As Haig watched the remainder of the Tour from his couch, he could simultaneously regret how a seemingly minor crash had forced him out of the race while appreciating that the mechanism that sent him home had been designed for his own safety. 

“It’s been a little bit interesting because I crashed and then I clearly had some form of concussion after the crash, but then by the time I arrived to the team hotel that night, I was more or less feeling OK,” Haig said. 

“Sure, I was a bit sore, I had some skin off and everything, but it feels a little bit weird to leave the Tour de France that way. But on the other hand, it’s so easy to have it go the other direction, where it could have gotten a lot worse if I’d kept racing. 

“I still believe it was the right decision not to finish, but it can leave you a little bit mentally feeling a bit strange. When I was at home, nothing was broken, and I was physically more or less ok.

“I think if it had happened a couple years ago, I probably would have just continued, because the athlete mentality is always to keep going. So you kind of need the people like the race doctor or the sports director or the mechanic to step in and say, ‘Hey, actually, you know what, you don't look 100%, maybe it’s best you go check yourself out.’”

Contract

No rider ever wants to abandon the Tour, but Haig had even more reason to remain in the race. The Australian’s contract with Bahrain Victorious expires at the end of this season, and he has yet to find a team for 2026. Leaving the Tour meant leaving the sport’s greatest shop window.

Still only 31, Haig clearly has plenty more to offer, and it seems hard to fathom how one of the world’s best mountain domestiques – and a man with a Vuelta a España podium finish on his palmarès – could find himself without a contract at this point in the year.
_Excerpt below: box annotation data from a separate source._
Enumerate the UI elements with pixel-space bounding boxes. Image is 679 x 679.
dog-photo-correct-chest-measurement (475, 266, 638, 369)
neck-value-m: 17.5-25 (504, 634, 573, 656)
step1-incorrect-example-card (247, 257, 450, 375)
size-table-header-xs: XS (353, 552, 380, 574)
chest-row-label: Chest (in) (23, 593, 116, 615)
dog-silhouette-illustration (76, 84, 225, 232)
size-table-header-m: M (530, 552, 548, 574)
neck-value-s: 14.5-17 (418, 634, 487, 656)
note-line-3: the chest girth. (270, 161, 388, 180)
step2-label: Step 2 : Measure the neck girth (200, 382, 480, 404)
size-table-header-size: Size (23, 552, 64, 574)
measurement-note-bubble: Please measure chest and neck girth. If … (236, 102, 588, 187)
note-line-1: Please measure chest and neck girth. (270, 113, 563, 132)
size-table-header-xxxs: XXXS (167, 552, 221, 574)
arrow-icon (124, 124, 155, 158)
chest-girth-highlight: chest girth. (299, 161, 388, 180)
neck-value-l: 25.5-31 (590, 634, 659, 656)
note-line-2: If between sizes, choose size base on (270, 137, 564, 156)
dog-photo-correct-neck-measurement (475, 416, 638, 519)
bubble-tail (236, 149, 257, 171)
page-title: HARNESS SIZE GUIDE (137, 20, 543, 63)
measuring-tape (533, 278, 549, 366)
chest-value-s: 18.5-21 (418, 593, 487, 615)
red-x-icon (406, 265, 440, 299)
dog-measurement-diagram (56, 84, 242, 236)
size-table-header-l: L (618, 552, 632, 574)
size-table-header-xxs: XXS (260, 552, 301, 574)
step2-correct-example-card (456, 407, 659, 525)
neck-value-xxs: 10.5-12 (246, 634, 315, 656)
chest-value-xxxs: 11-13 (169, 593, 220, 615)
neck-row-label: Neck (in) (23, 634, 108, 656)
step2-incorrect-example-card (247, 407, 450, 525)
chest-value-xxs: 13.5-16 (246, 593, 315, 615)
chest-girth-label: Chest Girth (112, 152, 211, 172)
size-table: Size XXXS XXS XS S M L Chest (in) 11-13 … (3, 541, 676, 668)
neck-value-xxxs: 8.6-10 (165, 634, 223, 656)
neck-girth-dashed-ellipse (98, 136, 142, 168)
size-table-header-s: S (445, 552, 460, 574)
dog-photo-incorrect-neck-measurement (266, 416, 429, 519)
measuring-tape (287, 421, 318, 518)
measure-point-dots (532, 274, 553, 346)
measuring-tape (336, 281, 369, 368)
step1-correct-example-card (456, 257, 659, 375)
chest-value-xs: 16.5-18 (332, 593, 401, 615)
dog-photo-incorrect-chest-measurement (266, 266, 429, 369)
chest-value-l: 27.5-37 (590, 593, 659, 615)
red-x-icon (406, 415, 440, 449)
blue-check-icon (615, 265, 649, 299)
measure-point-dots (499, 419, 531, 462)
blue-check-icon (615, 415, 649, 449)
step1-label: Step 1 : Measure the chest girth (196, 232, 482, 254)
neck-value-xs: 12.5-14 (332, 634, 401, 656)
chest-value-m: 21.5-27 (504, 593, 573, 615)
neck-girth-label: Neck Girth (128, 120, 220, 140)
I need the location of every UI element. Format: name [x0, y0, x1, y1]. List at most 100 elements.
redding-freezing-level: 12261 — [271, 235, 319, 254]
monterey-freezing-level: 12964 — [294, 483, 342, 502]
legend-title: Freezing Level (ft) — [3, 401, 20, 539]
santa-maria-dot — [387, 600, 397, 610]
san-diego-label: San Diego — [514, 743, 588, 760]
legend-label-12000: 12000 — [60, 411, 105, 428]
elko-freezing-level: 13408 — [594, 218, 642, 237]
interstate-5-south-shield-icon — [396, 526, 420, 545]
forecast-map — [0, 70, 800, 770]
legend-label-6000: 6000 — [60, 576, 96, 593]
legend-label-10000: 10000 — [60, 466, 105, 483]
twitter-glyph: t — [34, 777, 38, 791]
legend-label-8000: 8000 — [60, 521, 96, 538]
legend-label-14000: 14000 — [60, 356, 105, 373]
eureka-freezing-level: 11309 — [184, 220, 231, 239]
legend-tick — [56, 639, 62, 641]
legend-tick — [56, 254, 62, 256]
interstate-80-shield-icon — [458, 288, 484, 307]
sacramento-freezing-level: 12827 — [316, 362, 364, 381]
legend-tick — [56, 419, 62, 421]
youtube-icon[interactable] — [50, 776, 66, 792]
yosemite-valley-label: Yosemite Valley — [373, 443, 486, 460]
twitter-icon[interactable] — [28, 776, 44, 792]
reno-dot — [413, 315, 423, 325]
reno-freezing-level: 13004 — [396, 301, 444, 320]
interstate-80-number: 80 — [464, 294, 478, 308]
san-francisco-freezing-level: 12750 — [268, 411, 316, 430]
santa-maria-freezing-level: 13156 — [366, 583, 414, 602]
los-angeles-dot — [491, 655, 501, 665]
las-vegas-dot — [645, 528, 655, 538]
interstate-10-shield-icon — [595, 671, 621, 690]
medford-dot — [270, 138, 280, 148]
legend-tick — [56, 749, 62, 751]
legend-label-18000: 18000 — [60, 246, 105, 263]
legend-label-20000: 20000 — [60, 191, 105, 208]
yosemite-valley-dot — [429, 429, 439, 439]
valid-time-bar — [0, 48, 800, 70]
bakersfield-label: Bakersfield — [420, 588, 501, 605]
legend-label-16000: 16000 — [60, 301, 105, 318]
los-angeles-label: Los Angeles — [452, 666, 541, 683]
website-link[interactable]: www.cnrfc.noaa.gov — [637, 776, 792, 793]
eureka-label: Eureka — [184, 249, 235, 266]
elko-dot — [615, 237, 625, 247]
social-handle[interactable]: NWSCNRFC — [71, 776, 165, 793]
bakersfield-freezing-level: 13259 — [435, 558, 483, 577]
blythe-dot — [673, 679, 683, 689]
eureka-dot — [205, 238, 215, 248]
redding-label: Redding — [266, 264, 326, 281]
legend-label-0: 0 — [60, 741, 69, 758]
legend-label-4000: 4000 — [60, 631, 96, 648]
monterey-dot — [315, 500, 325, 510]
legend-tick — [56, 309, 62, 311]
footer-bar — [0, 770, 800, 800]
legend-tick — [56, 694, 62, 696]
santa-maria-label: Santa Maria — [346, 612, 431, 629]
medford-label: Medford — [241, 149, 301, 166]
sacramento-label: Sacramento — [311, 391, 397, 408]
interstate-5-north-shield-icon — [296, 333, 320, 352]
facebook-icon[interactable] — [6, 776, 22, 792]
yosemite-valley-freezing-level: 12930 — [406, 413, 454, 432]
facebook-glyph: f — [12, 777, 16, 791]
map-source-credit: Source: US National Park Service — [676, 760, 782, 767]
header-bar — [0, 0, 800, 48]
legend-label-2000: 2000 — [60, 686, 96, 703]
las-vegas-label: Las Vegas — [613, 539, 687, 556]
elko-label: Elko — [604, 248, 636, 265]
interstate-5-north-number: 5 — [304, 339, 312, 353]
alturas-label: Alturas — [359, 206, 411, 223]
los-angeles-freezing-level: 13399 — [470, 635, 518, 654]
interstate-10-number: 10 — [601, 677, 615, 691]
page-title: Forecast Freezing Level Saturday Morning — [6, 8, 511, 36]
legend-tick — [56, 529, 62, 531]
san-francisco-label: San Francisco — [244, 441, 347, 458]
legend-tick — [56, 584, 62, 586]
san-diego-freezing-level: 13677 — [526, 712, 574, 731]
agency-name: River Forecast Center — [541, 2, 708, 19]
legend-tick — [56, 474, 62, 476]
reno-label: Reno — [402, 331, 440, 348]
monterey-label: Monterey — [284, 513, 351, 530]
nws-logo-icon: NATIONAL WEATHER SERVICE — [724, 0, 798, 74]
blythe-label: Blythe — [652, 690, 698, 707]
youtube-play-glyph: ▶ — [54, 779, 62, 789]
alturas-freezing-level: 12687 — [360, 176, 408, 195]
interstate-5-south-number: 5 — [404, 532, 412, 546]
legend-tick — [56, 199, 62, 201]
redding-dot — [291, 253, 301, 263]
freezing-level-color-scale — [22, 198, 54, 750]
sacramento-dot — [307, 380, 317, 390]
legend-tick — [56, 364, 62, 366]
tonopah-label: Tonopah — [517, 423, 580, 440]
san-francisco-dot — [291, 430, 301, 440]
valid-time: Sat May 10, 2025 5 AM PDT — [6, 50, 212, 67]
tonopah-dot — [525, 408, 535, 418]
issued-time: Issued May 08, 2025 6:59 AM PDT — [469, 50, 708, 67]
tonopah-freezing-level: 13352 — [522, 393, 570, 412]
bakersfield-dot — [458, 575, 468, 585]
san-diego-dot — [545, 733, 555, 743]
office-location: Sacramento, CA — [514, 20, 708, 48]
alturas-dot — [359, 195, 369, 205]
But such is the nature of the transfer market; this has always been a fickle business. Some things never change.

“For the moment, I don't have a contract, so I’m still waiting,” Haig said. “I hope I will find something. I’m not too stressed, but of course, I would have liked to have something already signed by now. If nothing comes, nothing comes, and it's been a nice ride to here. But I hope I’ll have a place in the WorldTour for next year.”

It remains to be seen if that place will be with Bahrain Victorious, where he has spent the last five seasons. “I would never close the door on them, but I’m not sure the door is very open,” he said.

No matter, Haig is pencilled into the Bahrain Victorious squad for the Vuelta a España as a key support for Antonio Tiberi, and he lines up alongside the Italian at the Tour de Pologne this week. Indeed, this marks Haig’s first time in Poland since he scored his maiden professional victory in Zakopane back in 2017.

“I’ve not won too much, but I look back at the wins that I have had and especially the one here in Poland. It was my second year as a pro, and I think it really kind of set up my career,” Haig said. “I’ve done a lot of racing in Spain, and the other option would have been to race the Vuelta a Burgos, so it’s nice to change and come here.”